Accurate, timely diagnosis of child physical abuse is key to preventing repeated and escalating abuse—however, nearly one in three young children diagnosed with an abusive injury had prior medical visits during which there was a missed opportunity to diagnose abuse and to intervene to protect the child from further harm. Children’s Hospital of Philadelphia PolicyLab has published a solutions-focused brief that reviews data on disparities in child abuse evaluation in hospital settings, reports the results of efforts to address this critical issue, and proposes recommendations for policymakers to improve evaluations for child physical abuse, decrease disparities and protect children who have been abused from further harm.

State Updates

  • Iowa – The Iowa Department of Human Services released a request for proposals for Medicaid managed care organizations (MCOs) to serve the state’s Medicaid program, the Children’s Health Insurance Program known as Health and Well Kids in Iowa and the Iowa Health and Wellness Plan.
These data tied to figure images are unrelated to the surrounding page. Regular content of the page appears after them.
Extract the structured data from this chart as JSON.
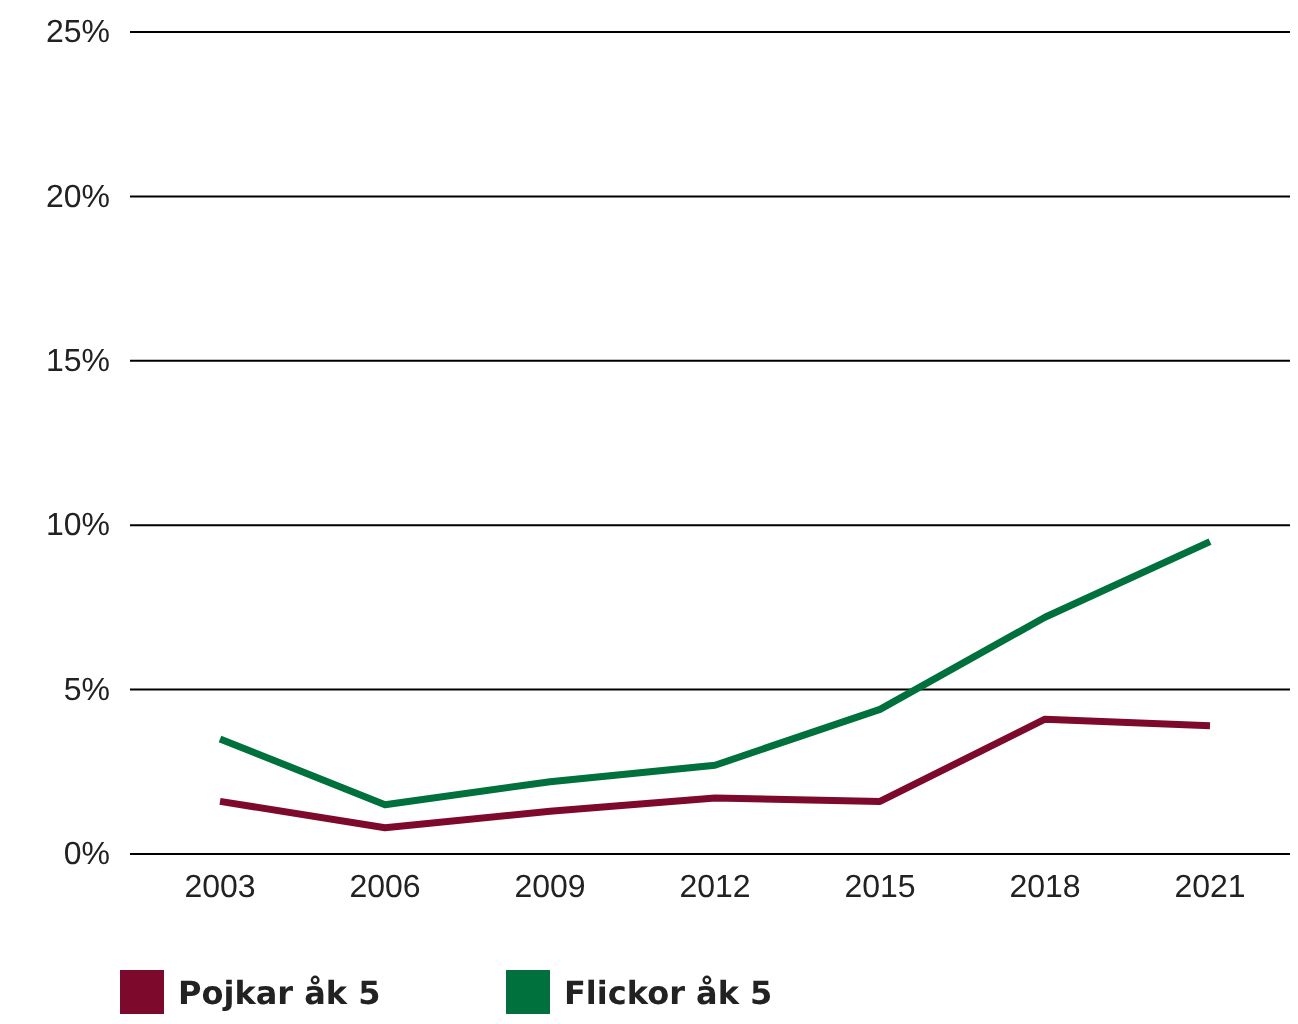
{
  "chart_data": {
    "type": "line",
    "categories": [
      "2003",
      "2006",
      "2009",
      "2012",
      "2015",
      "2018",
      "2021"
    ],
    "series": [
      {
        "name": "Pojkar åk 5",
        "color": "#7d0a2c",
        "values": [
          1.6,
          0.8,
          1.3,
          1.7,
          1.6,
          4.1,
          3.9
        ]
      },
      {
        "name": "Flickor åk 5",
        "color": "#00703c",
        "values": [
          3.5,
          1.5,
          2.2,
          2.7,
          4.4,
          7.2,
          9.5
        ]
      }
    ],
    "ylim": [
      0,
      25
    ],
    "yticks": [
      {
        "value": 0,
        "label": "0%"
      },
      {
        "value": 5,
        "label": "5%"
      },
      {
        "value": 10,
        "label": "10%"
      },
      {
        "value": 15,
        "label": "15%"
      },
      {
        "value": 20,
        "label": "20%"
      },
      {
        "value": 25,
        "label": "25%"
      }
    ],
    "grid": "y",
    "legend": "bottom",
    "marker": "none",
    "line_style": "solid"
  }
}
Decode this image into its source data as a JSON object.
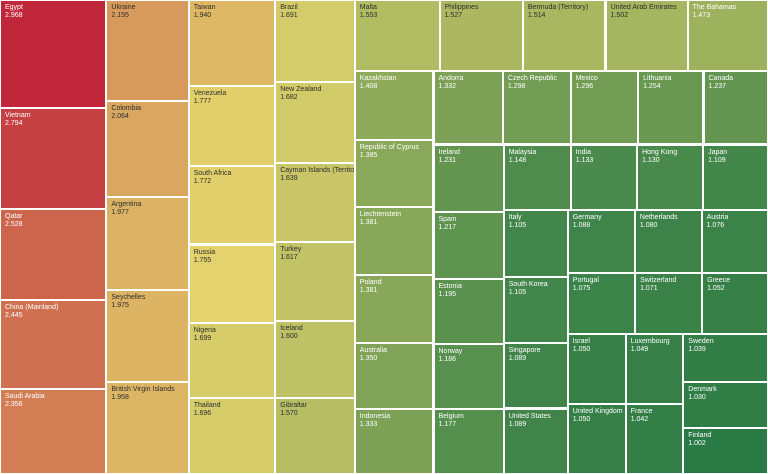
{
  "chart_data": {
    "type": "treemap",
    "title": "",
    "color_scale": {
      "high": "#c0273b",
      "mid": "#e3d36d",
      "low": "#2a7a45"
    },
    "items": [
      {
        "name": "Egypt",
        "value": 2.968
      },
      {
        "name": "Vietnam",
        "value": 2.794
      },
      {
        "name": "Qatar",
        "value": 2.528
      },
      {
        "name": "China (Mainland)",
        "value": 2.445
      },
      {
        "name": "Saudi Arabia",
        "value": 2.356
      },
      {
        "name": "Ukraine",
        "value": 2.155
      },
      {
        "name": "Colombia",
        "value": 2.064
      },
      {
        "name": "Argentina",
        "value": 1.977
      },
      {
        "name": "Seychelles",
        "value": 1.975
      },
      {
        "name": "British Virgin Islands",
        "value": 1.958
      },
      {
        "name": "Taiwan",
        "value": 1.94
      },
      {
        "name": "Venezuela",
        "value": 1.777
      },
      {
        "name": "South Africa",
        "value": 1.772
      },
      {
        "name": "Russia",
        "value": 1.755
      },
      {
        "name": "Nigeria",
        "value": 1.699
      },
      {
        "name": "Thailand",
        "value": 1.696
      },
      {
        "name": "Brazil",
        "value": 1.691
      },
      {
        "name": "New Zealand",
        "value": 1.682
      },
      {
        "name": "Cayman Islands (Territory)",
        "value": 1.639
      },
      {
        "name": "Turkey",
        "value": 1.617
      },
      {
        "name": "Iceland",
        "value": 1.6
      },
      {
        "name": "Gibraltar",
        "value": 1.57
      },
      {
        "name": "Malta",
        "value": 1.553
      },
      {
        "name": "Philippines",
        "value": 1.527
      },
      {
        "name": "Bermuda (Territory)",
        "value": 1.514
      },
      {
        "name": "United Arab Emirates",
        "value": 1.502
      },
      {
        "name": "The Bahamas",
        "value": 1.473
      },
      {
        "name": "Kazakhstan",
        "value": 1.408
      },
      {
        "name": "Republic of Cyprus",
        "value": 1.385
      },
      {
        "name": "Liechtenstein",
        "value": 1.381
      },
      {
        "name": "Poland",
        "value": 1.381
      },
      {
        "name": "Australia",
        "value": 1.35
      },
      {
        "name": "Indonesia",
        "value": 1.333
      },
      {
        "name": "Andorra",
        "value": 1.332
      },
      {
        "name": "Czech Republic",
        "value": 1.298
      },
      {
        "name": "Mexico",
        "value": 1.296
      },
      {
        "name": "Lithuania",
        "value": 1.254
      },
      {
        "name": "Canada",
        "value": 1.237
      },
      {
        "name": "Ireland",
        "value": 1.231
      },
      {
        "name": "Spain",
        "value": 1.217
      },
      {
        "name": "Estonia",
        "value": 1.195
      },
      {
        "name": "Norway",
        "value": 1.186
      },
      {
        "name": "Belgium",
        "value": 1.177
      },
      {
        "name": "Malaysia",
        "value": 1.148
      },
      {
        "name": "India",
        "value": 1.133
      },
      {
        "name": "Hong Kong",
        "value": 1.13
      },
      {
        "name": "Japan",
        "value": 1.109
      },
      {
        "name": "Italy",
        "value": 1.105
      },
      {
        "name": "South Korea",
        "value": 1.105
      },
      {
        "name": "Singapore",
        "value": 1.089
      },
      {
        "name": "United States",
        "value": 1.089
      },
      {
        "name": "Germany",
        "value": 1.088
      },
      {
        "name": "Netherlands",
        "value": 1.08
      },
      {
        "name": "Austria",
        "value": 1.076
      },
      {
        "name": "Portugal",
        "value": 1.075
      },
      {
        "name": "Switzerland",
        "value": 1.071
      },
      {
        "name": "Greece",
        "value": 1.052
      },
      {
        "name": "Israel",
        "value": 1.05
      },
      {
        "name": "United Kingdom",
        "value": 1.05
      },
      {
        "name": "Luxembourg",
        "value": 1.049
      },
      {
        "name": "Sweden",
        "value": 1.039
      },
      {
        "name": "France",
        "value": 1.042
      },
      {
        "name": "Denmark",
        "value": 1.03
      },
      {
        "name": "Finland",
        "value": 1.002
      }
    ]
  }
}
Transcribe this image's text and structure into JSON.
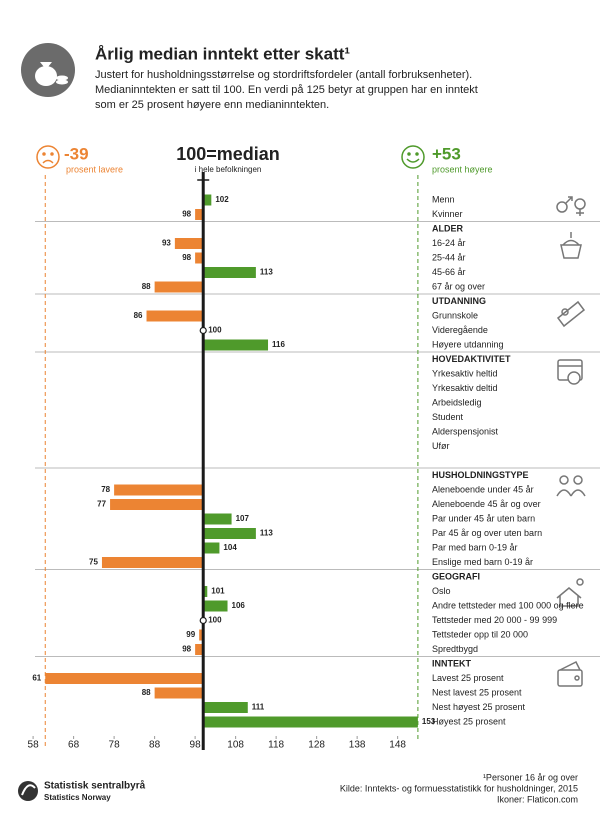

Contracts are set to begin July 1, 2023 and are worth approximately $6.5 billion annually. 
  • Minnesota – MNsure, the state’s official health insurance marketplace, issued a request for proposals from licensed broker agencies interested in partnering with MNsure as broker enrollment centers. 
  • New Jersey – The Murphy administration introduced a new “Expanded Access” initiative, which allows residents at certain income levels to continue to enroll in free or nearly free health coverage through Get Covered New Jersey. The new Expanded Access Special Enrollment Period allows qualifying consumers with an annual household income of up to 200 percent of the federal poverty level to enroll in a health plan throughout the year. 
  • North Carolina – The North Carolina Department of Health and Human Services announced that key COVID-19 vaccine information is now available in the state’s most used languages. In addition to a dedicated Spanish webpage for COVID-19 vaccines, vacunate.nc.gov, NCDHHS now has COVID-19 vaccine materials in the state’s five other most used languages of Arabic, Chinese, Korean, Russian and Vietnamese. 
  • New York – Governor Kathy Hochul announced 39 new #VaxForKids pop-up sites to increase vaccination rates among children and adolescents. In January, Governor Hochul had announced that 80 sites would take place over a six-week period. At the conclusion of the six weeks, 261 sites have been established. Events were hosted in 32 counties, 72 schools, and 105 zip codes, spanning every region of the state.
  • Oregon – The Oregon Health Authority (OHA) announced the submission of its 1115(a) demonstration waiver renewal application to CMS. The application focuses on improving coverage in communities of color, providing benefits to individuals transitioning between coverage systems, increasing value-based payments, and improving equity of care. OHA now enters negotiations with CMS over the application’s proposals. 
  • Pennsylvania – Pennie, the state’s official health insurance marketplace, announced record-breaking enrollment numbers with nearly 375,000 Pennsylvanians enrolled through Pennie at the end of open enrollment. Of those, more than 111,000 customers are new to the marketplace since January 2021. 
  • Wisconsin
    • The Wisconsin Department of Health Services (DHS) will submit a request to CMS for an additional 30 days of Medicaid coverage for postpartum healthcare services. Currently, enrollees receive 60 days of coverage after giving birth; approval of the request by CMS would increase coverage to 90 days. 
    • DHS announced that $3.4 million in grants has been awarded to 43 organizations to promote health equity in COVID-19 vaccinations in Wisconsin. These organizations will use the funds to serve as trusted messengers within their communities to help reduce barriers to vaccine access within under-resourced communities.